Alors que les économies européennes continuent de lutter pour survivre à la pandémie de coronavirus, les marchés boursiers – ne pouvant compter sur une exposition aux énormes géants technologiques des marchés américains – s’affaissent.

La croissance économique de l’Union européenne (UE) s’est contractée de 11,8 % au deuxième trimestre de 2020 et, tandis que les taux d’infection de la COVID-19 augmentent dans de nombreux pays de la zone euro, les espoirs de reprise économique s’écroulent.

La Commission européenne a récemment estimé que l’économie de l’UE se contractera à un taux annuel de 8,3 % en 2020, malgré les efforts de relance de près de 600 milliards de dollars américains (G$ US) déployés jusqu’à présent. Les différents pays de l’UE sont encore engagés dans la mise au point d’un autre plan de relance de 860 G$ US, qui doit être ratifié par les 27 États européens.

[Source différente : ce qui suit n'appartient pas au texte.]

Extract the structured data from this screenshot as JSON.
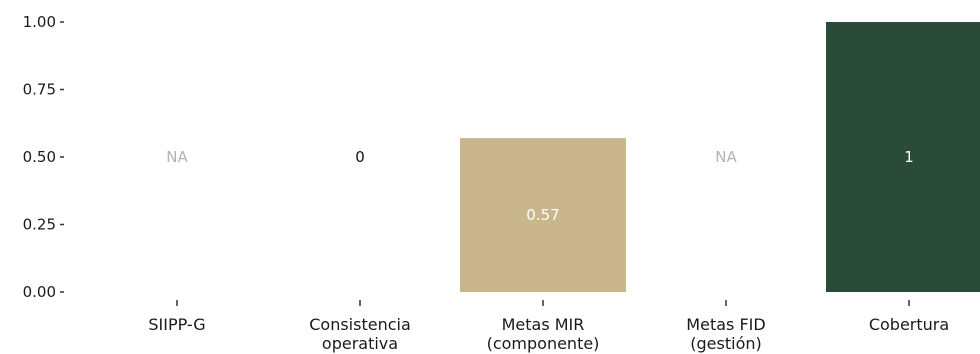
{
  "chart_data": {
    "type": "bar",
    "categories": [
      [
        "SIIPP-G"
      ],
      [
        "Consistencia",
        "operativa"
      ],
      [
        "Metas MIR",
        "(componente)"
      ],
      [
        "Metas FID",
        "(gestión)"
      ],
      [
        "Cobertura"
      ]
    ],
    "values": [
      null,
      0,
      0.57,
      null,
      1
    ],
    "data_labels": [
      "NA",
      "0",
      "0.57",
      "NA",
      "1"
    ],
    "bar_colors": [
      "#c9b68c",
      "#c9b68c",
      "#c9b68c",
      "#c9b68c",
      "#2b4b39"
    ],
    "label_colors": [
      "#b3b3b3",
      "#111111",
      "#ffffff",
      "#b3b3b3",
      "#ffffff"
    ],
    "ylim": [
      0,
      1
    ],
    "yticks": [
      0,
      0.25,
      0.5,
      0.75,
      1
    ],
    "ytick_labels": [
      "0.00",
      "0.25",
      "0.50",
      "0.75",
      "1.00"
    ],
    "label_position": "middle",
    "grid": false,
    "title": "",
    "xlabel": "",
    "ylabel": ""
  }
}
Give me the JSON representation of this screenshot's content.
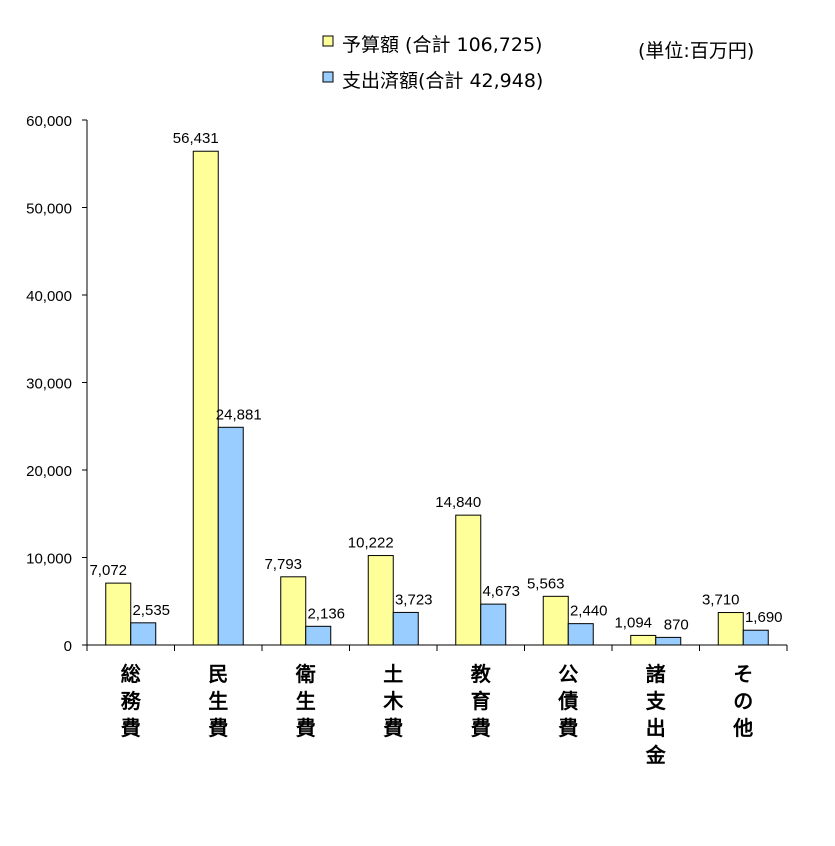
{
  "unit_label": "(単位:百万円)",
  "colors": {
    "budget": "#FFFF99",
    "spent": "#99CCFF",
    "stroke": "#000000"
  },
  "chart_data": {
    "type": "bar",
    "categories": [
      "総務費",
      "民生費",
      "衛生費",
      "土木費",
      "教育費",
      "公債費",
      "諸支出金",
      "その他"
    ],
    "series": [
      {
        "name": "予算額 (合計 106,725)",
        "values": [
          7072,
          56431,
          7793,
          10222,
          14840,
          5563,
          1094,
          3710
        ]
      },
      {
        "name": "支出済額(合計 42,948)",
        "values": [
          2535,
          24881,
          2136,
          3723,
          4673,
          2440,
          870,
          1690
        ]
      }
    ],
    "value_labels": [
      [
        "7,072",
        "56,431",
        "7,793",
        "10,222",
        "14,840",
        "5,563",
        "1,094",
        "3,710"
      ],
      [
        "2,535",
        "24,881",
        "2,136",
        "3,723",
        "4,673",
        "2,440",
        "870",
        "1,690"
      ]
    ],
    "y_ticks": [
      0,
      10000,
      20000,
      30000,
      40000,
      50000,
      60000
    ],
    "y_tick_labels": [
      "0",
      "10,000",
      "20,000",
      "30,000",
      "40,000",
      "50,000",
      "60,000"
    ],
    "ylim": [
      0,
      60000
    ],
    "grid": false,
    "legend_position": "top-center"
  }
}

Les risques de nouvelles baisses des résultats demeurent toutefois élevés compte tenu des signes d’une seconde vague d’infections et d’un retour aux restrictions de l’activité sociale et commerciale, ce qui pourrait entraîner notamment un recul des exportations vers les marchés internationaux.

David Moss, responsable des actions européennes chez BMO Global Asset Management, devine une certaine nervosité sur les marchés d’actions européens en raison de la multiplication récente des cas de COVID-19 et de l’incertitude qui se profile.

« Il y a eu d’énormes injections de liquidités et un soutien gouvernemental dans presque tous les pays auxquels vous pouvez penser, et le soutien financier se poursuivra probablement jusqu’en 2021.  Nous ignorons toutefois ce qui va se passer quand la facture va tomber, note David Moss, qui est basé à Douvres, en Angleterre, et qui est le gestionnaire principal du Fonds européen de la BMO.

Malgré la relance, les marchés boursiers européens ont mis du temps à se redresser : le 30 septembre, l’indice MSCI Europe affichait 12,75% en dessous de son niveau de début d’année, un résultat inférieur au gain de 5,6% de l’indice S&P 500 pour la même période.

En comparaison au cours du même intervalle, la valeur du BMO European Fund Series F a décliné de 0,4 %. Au 30 septembre, le fonds affichait un gain annuel moyen composé de 2,9 % sur trois ans et un gain annuel moyen de 4,8 % sur cinq ans se situant dans le premier quartile.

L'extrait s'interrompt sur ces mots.